Gmoney posts on April 10, 2021 20:40
shadyJ, post: 1474669, member: 20472
It's a good thing we have so many guys in here advising the author of loudspeaker placement, because the author, an industry veteran loudspeaker expert, would surely have no idea of the behavior and acoustic effects of loudspeaker placement or of the compromises involved in their chosen placement. It's like watching random guys off the street giving Lewis Hamilton tips on driving.
Who' s thread is this again? and why do AVR's have room correction management in the first place?
shadyJ posts on April 10, 2021 19:27
It's a good thing we have so many guys in here advising the author of loudspeaker placement, because the author, an industry veteran loudspeaker expert, would surely have no idea of the behavior and acoustic effects of loudspeaker placement or of the compromises involved in their chosen placement. It's like watching random guys off the street giving Lewis Hamilton tips on driving.

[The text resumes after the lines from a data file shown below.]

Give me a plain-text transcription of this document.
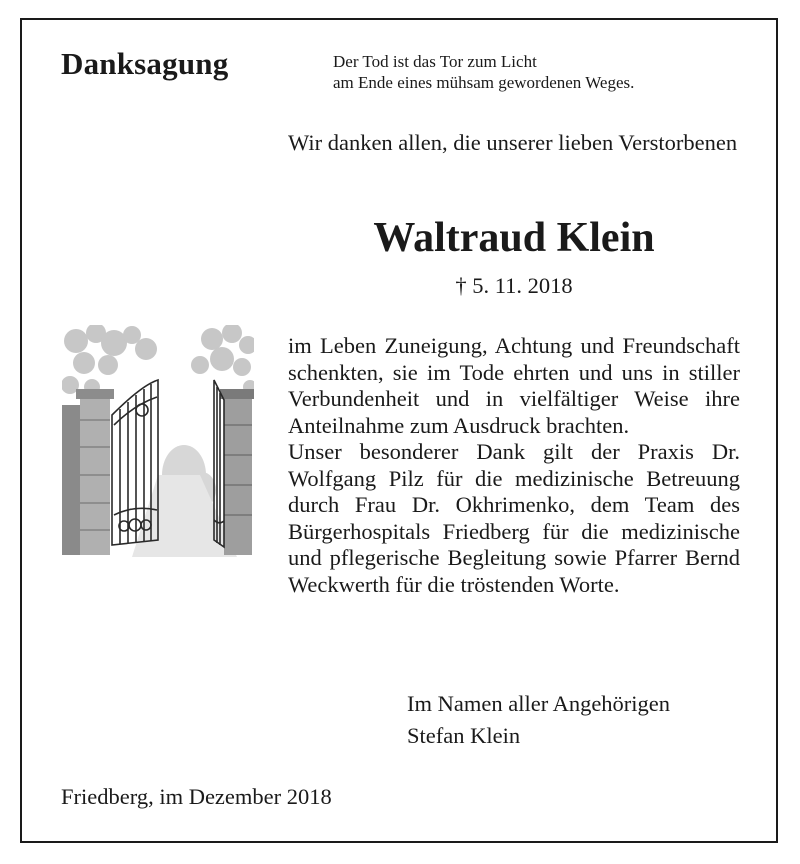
Danksagung	Der Tod ist das Tor zum Licht
am Ende eines mühsam gewordenen Weges.
Wir danken allen, die unserer lieben Verstorbenen
Waltraud Klein
† 5. 11. 2018

im Leben Zuneigung, Achtung und Freundschaft schenkten, sie im Tode ehrten und uns in stiller Verbundenheit und in vielfältiger Weise ihre Anteilnahme zum Ausdruck brachten.

Unser besonderer Dank gilt der Praxis Dr. Wolfgang Pilz für die medizinische Betreuung durch Frau Dr. Okhrimenko, dem Team des Bürgerhospitals Friedberg für die medizinische und pflegerische Begleitung sowie Pfarrer Bernd Weckwerth für die tröstenden Worte.

Im Namen aller Angehörigen
Stefan Klein
Friedberg, im Dezember 2018
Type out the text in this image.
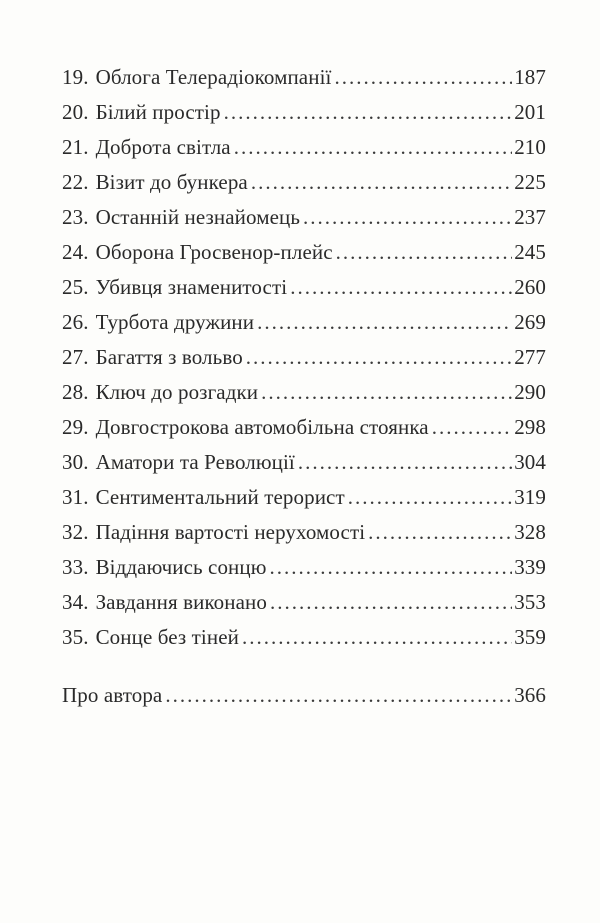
19. Облога Телерадіокомпанії .....	187
20. Білий простір .....	201
21. Доброта світла .....	210
22. Візит до бункера .....	225
23. Останній незнайомець .....	237
24. Оборона Гросвенор-плейс .....	245
25. Убивця знаменитості .....	260
26. Турбота дружини .....	269
27. Багаття з вольво .....	277
28. Ключ до розгадки .....	290
29. Довгострокова автомобільна стоянка .....	298
30. Аматори та Революції .....	304
31. Сентиментальний терорист .....	319
32. Падіння вартості нерухомості .....	328
33. Віддаючись сонцю .....	339
34. Завдання виконано .....	353
35. Сонце без тіней .....	359
Про автора .....	366
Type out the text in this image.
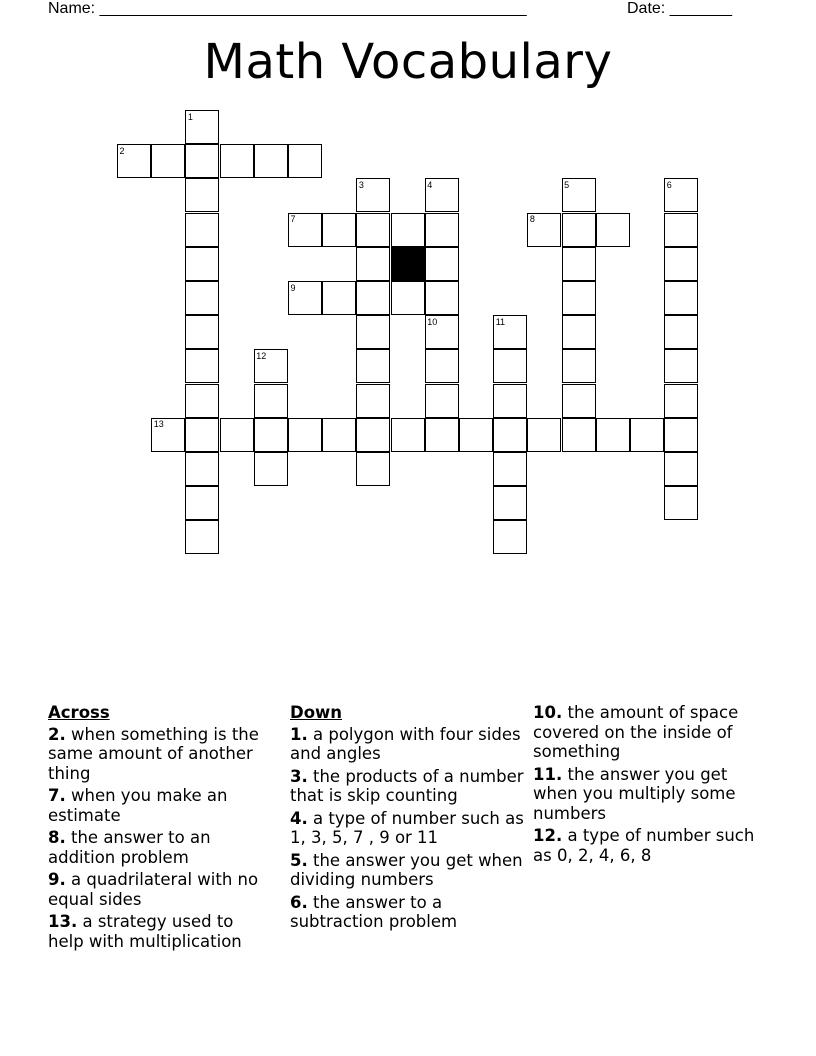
Name: ________________________________________________	Date: _______
Math Vocabulary
1
2
3	4	5	6
7	8
9
10	11
12
13
Across
2. when something is the same amount of another thing
7. when you make an estimate
8. the answer to an addition problem
9. a quadrilateral with no equal sides
13. a strategy used to help with multiplication
Down
1. a polygon with four sides and angles
3. the products of a number that is skip counting
4. a type of number such as 1, 3, 5, 7 , 9 or 11
5. the answer you get when dividing numbers
6. the answer to a subtraction problem
10. the amount of space covered on the inside of something
11. the answer you get when you multiply some numbers
12. a type of number such as 0, 2, 4, 6, 8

Pogre posts on April 10, 2021 18:52
Gmoney, post: 1474657, member: 89454
You do have Tower speakers right? Those SVS Towers with that umm 10“ or 12” driver mounted on side of the speaker. I myself run my mains at Full setting for 2.1 use. I then set my Sub at where my mains just start to roll down at. I set my sub trim at 0.5+ I than set my sub gain at about 12: 00 o'clock I than set Hz maxed out on the back of my Sub. I than use PEQ setttings and I start at 32 hz with a boost up. I'd have go back into my settings on my V6A or my 7790 for more detail of my settings for 2.1 set for music only. Now remember Pogre, I gotta cheap really cheap Monoprice sub
I get a much better, more linear bass response setting speakers to small and using a crossover. I'm +/- 2 dB from 16 to almost 200 hz.

46513

That's about as good as I can get it. I have issues dialing it in that well with a lower crossover due to room modes. I have more flexibility with the subs.
Gmoney posts on April 10, 2021 18:39
Pogre, post: 1474622, member: 79914
I'd set it just like I said for 2.1 music only. Small setting, 80 hz crossover. Let the avr handle bass management. I'm listening to music that way right now.
You do have Tower speakers right? Those SVS Towers with that umm 10“ or 12” driver mounted on side of the speaker. I myself run my mains at Full setting for 2.1 use. I then set my Sub at where my mains just start to roll down at. I set my sub trim at 0.5+ I than set my sub gain at about 12: 00 o'clock I than set Hz maxed out on the back of my Sub. I than use PEQ setttings and I start at 32 hz with a boost up. I'd have go to back into my settings on my V6A or my 7790 “black book” for more detail of my settings for 2.1 set for music only. Now remember Pogre, I gotta cheap really cheap Monoprice sub
Pogre posts on April 10, 2021 16:51
Gmoney, post: 1474621, member: 89454
You covered both Music use and HT use. Now how about just 2.1 use for music only use or just say a two channel setup with bass only Management for the Sub? Would you set the Sub at where your Towers or Bookshelf speakers start to roll off or would it be better to just leave setting in AVR to handle that bass management.
I'd set it just like I said for 2.1 music only. Small setting, 80 hz crossover. Let the avr handle bass management. I'm listening to music that way right now.